Two more endangered Florida panthers have been killed, but this time nature, rather than direct human interference, is to blame. Biologists say the recent killings of two young females by the same young male were the result of a territorial fight that started with the July death of an older male who ruled an area of the preserve.
"When a dominant, productive male dies, within the social structure essentially all bets are off," said Tom Logan, chief panther researcher for the Florida Game and Fresh Water Fish Commission. "The one that's able to dominate is the one that assumes that territory, or a part of it."
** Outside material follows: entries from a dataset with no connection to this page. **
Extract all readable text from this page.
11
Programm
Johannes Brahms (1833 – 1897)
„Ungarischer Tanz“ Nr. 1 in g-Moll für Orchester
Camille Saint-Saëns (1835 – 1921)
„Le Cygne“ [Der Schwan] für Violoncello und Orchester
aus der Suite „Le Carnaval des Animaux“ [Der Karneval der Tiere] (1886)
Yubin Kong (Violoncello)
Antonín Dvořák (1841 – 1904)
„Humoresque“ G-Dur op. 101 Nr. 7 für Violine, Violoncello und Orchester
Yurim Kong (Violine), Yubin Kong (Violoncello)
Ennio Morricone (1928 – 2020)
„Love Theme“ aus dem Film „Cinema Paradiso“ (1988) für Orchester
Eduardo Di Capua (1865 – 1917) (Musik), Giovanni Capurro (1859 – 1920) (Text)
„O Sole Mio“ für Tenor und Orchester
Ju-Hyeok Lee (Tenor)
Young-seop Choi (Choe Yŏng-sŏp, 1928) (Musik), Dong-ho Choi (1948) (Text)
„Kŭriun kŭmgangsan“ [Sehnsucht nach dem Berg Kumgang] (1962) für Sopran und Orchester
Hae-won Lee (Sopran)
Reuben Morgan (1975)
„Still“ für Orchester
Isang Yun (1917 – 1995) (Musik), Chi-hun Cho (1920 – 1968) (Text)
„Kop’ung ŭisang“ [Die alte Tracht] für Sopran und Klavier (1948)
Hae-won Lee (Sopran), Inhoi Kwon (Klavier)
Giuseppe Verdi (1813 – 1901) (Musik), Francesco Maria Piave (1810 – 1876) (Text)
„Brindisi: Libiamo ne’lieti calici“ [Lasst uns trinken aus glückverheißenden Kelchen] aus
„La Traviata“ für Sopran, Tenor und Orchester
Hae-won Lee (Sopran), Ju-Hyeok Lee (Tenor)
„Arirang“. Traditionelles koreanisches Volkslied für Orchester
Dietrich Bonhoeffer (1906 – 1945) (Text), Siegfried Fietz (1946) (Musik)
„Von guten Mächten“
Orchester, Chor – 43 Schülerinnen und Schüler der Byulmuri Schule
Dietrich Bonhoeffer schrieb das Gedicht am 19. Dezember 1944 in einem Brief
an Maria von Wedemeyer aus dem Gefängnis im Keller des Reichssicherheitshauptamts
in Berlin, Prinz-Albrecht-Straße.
Instead of seeing the deaths as a gloomy reminder that only 30 to 50 of the big cats remain, mostly in the Big Cypress, biologists see them as an affirmation of nature's "survival of the fittest" doctrine.
Because most panthers in the Southwest Florida swamp have been captured and fitted with numbered radio collars during years of study, researchers know the animals and their home areas.
Panther No. 17 died in July of unknown causes, and his death opened the door to change.
First, No. 26, a male, expanded his home range to include a large part of the land left open by No. 17.
The rest of the open range apparently has been taken over by No. 28, a young "floater" male who had been looking for a home to call his own.
"No. 28 has been in the news before,"said Logan. "In November 1988, this cat was hit by a police car at the Fort Myers airport."
It was nursed back to health and released into the wild last year.
In early October, No. 28 "probably killed female panthers 41 and 18," biologist Tom Maehr said.
He said that being an inexperienced male, No. 28 may have considered the female panthers, neither of whom had been giving birth, as territorial threats.
Biologists hope his next encounters are with some of the females who may want to move into the vacated territories.